A titre subsidiaire, et si par impossible la situation de co-emploi n'était pas reconnue,

- dire et juger que les condamnations conjointes et solidaires ci-dessus sollicitées seront prononcées à l'endroit de la société Pater Holding uniquement.

Par conclusions adressées par voie électronique le 11 janvier 2022, la société Pater Holding demande à la cour de :

- juger Mme [A] mal fondée en son appel principal,

- juger la société Pater Holding recevable et bien fondée en son appel incident,

y faisant droit,

- infirmer la décision entreprise en ce qu'il a été jugé que Mme [A] n'avait pas commis de faute grave,

- juger que les manquements de Mme [A] rendaient impossible la poursuite du contrat de travail ne serait-ce que le temps du préavis,

- juger que le licenciement de Mme [A] repose sur une faute grave,

en conséquence,

- débouter Mme [A] de ses demandes de rappel de salaire sur mise à pied, d'indemnité compensatrice de préavis, d'indemnité compensatrice de congés payés sur mise à pied et sur indemnité compensatrice de préavis, d'indemnité légale de licenciement et de dommages et intérêts pour rupture abusive,

- confirmer la décision entreprise en ce qu'elle a reconnu que l'ancienneté de Mme [A] devait être décomptée à compter du 1er avril 2014,

- juger que le contrat de travail de Mme [A] a pris effet le 1er avril 2014 sans reprise d'ancienneté,

- confirmer la décision entreprise en ce qu'elle a débouté Mme [A] de ses demandes de dommages-intérêts pour rupture abusive, de rémunération variable, de dommages et intérêts sur le DIF, de dommages et intérêts pour réticence abusive,

- condamner Mme [A] au paiement de 4 000 euros au titre de l'article 700 du code de procédure civile,

- condamner Mme [A] aux dépens d'appel dont distraction au profit de la SELARL Minault Teriitehau agissant par Maître Stéphanie Teriitehau, avocat, et ce conformément aux dispositions de l'article 699 du code de procédure civile.

Par conclusions adressées par voie électronique le 28 janvier 2020, la société Activa Capital demande à la cour de :

- constater que les conditions permettant de conférer le statut de co-employeur de Mme [A] à la société Activa Capital ne sont pas réunies,

- confirmer la mise hors de cause de la société Activa Capital,

- condamner Mme [A] à verser à la société Activa Capital la somme de 3 000 euros en application de l'article 700 du code de procédure civile ainsi qu'aux entiers dépens dont distraction au profit de Maître François Teytaud, dans les conditions de l'article 699 du code de procédure civile.

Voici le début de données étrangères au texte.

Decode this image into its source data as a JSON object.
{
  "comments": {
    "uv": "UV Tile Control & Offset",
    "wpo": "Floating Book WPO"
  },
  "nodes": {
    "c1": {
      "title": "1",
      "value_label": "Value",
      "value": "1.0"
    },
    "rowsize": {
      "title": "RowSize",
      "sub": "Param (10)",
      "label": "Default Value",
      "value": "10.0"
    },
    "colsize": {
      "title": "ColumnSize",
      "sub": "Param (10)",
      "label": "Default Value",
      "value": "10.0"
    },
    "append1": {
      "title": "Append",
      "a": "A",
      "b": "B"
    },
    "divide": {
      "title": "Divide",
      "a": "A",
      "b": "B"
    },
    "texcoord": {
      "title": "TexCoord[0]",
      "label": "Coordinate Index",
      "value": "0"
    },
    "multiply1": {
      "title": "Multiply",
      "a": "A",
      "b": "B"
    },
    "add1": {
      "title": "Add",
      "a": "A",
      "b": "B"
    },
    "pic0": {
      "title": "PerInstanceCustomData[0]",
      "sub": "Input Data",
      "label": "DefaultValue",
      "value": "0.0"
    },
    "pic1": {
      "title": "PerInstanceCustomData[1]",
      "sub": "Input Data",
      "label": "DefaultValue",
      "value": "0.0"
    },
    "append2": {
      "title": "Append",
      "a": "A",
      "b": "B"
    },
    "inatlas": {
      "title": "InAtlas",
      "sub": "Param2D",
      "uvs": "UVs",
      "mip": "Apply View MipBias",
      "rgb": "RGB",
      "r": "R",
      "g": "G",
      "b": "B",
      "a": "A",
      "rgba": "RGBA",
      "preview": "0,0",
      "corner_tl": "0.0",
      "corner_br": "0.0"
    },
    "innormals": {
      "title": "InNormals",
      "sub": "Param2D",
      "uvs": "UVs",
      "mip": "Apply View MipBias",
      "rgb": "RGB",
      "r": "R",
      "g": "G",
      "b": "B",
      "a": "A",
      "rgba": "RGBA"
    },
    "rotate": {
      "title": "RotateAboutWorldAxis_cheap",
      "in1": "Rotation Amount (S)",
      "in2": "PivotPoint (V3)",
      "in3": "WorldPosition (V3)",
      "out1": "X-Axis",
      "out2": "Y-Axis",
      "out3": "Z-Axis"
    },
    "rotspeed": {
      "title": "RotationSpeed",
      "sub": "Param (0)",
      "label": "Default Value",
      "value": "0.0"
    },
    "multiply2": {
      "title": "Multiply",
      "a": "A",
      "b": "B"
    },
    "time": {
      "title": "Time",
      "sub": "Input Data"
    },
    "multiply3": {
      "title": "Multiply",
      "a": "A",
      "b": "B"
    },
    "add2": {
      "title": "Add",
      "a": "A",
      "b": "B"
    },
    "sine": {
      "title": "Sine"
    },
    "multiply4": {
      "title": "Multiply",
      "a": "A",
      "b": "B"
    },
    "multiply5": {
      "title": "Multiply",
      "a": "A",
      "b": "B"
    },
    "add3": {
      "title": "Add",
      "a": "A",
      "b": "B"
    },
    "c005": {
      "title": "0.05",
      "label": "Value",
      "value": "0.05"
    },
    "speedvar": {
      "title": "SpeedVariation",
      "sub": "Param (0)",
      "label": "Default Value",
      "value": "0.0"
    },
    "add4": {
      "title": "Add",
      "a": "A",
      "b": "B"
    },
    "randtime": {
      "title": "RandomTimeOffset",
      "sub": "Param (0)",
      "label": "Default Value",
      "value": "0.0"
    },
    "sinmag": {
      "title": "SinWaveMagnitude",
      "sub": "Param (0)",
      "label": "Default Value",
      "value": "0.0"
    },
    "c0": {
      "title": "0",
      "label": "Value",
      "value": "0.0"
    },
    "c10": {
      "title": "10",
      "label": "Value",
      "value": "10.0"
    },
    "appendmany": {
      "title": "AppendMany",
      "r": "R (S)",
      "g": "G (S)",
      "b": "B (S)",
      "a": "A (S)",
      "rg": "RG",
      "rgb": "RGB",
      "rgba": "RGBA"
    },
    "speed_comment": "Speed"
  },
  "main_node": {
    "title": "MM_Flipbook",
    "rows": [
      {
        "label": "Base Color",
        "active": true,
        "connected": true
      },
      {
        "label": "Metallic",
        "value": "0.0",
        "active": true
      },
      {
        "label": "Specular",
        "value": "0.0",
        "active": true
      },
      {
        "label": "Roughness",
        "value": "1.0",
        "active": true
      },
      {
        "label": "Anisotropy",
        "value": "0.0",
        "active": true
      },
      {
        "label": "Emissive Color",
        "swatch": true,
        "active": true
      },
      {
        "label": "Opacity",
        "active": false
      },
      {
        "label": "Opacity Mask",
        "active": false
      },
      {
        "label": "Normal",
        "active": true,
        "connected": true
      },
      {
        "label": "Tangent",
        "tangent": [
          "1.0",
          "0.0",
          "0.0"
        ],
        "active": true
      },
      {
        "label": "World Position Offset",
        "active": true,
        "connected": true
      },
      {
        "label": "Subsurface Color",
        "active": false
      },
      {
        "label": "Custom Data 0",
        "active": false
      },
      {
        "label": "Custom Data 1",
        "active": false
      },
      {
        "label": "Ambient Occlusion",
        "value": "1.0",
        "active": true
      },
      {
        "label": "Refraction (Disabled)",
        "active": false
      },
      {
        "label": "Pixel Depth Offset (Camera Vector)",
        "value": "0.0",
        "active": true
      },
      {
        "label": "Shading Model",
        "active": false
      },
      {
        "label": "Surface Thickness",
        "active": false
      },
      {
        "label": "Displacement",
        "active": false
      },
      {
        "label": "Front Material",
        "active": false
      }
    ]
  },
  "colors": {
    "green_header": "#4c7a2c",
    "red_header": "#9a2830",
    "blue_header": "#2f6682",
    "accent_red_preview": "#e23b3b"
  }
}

L'audience des plaidoiries a été fixée au 4 février 2022, la clôture de la procédure ayant été prononcée à cette même audience.

En application de l'article 455 du code de procédure civile, il est renvoyé aux conclusions des parties pour un plus ample exposé de leurs prétentions et moyens.

MOTIFS

Sur le co-emploi

Mme [A] soutient que la société Activa Capital, qui s'est immiscée dans la gestion de la société Pater Holding, doit être considérée comme son co-employeur.

Elle fait valoir que la société Activa Capital, qui détenait à l'époque des faits 57,69 % du capital de la société Pater Holding, a décidé de l'engager comme directrice des ressources humaines, qu'elle est l'auteur de la proposition d'embauche et que c'est avec cette structure que la salariée a discuté des modalités de son recrutement, que la société Activa Capital a toujours suivi et géré l'activité de la société Pater Holding de manière rapprochée et invasive en s'impliquant par exemple dans la réorganisation de la DSI, en donnant directement à Mme [A] des directives au titre de la réorganisation des services, du recrutement et des missions des salariés de la société Pater Holding, et ce sans que la présidente de la société soit nécessairement en copie des échanges. Elle en déduit que la société Pater Holding a perdu son autonomie décisionnelle dans les domaines de la mobilité et du recrutement de ses salariés.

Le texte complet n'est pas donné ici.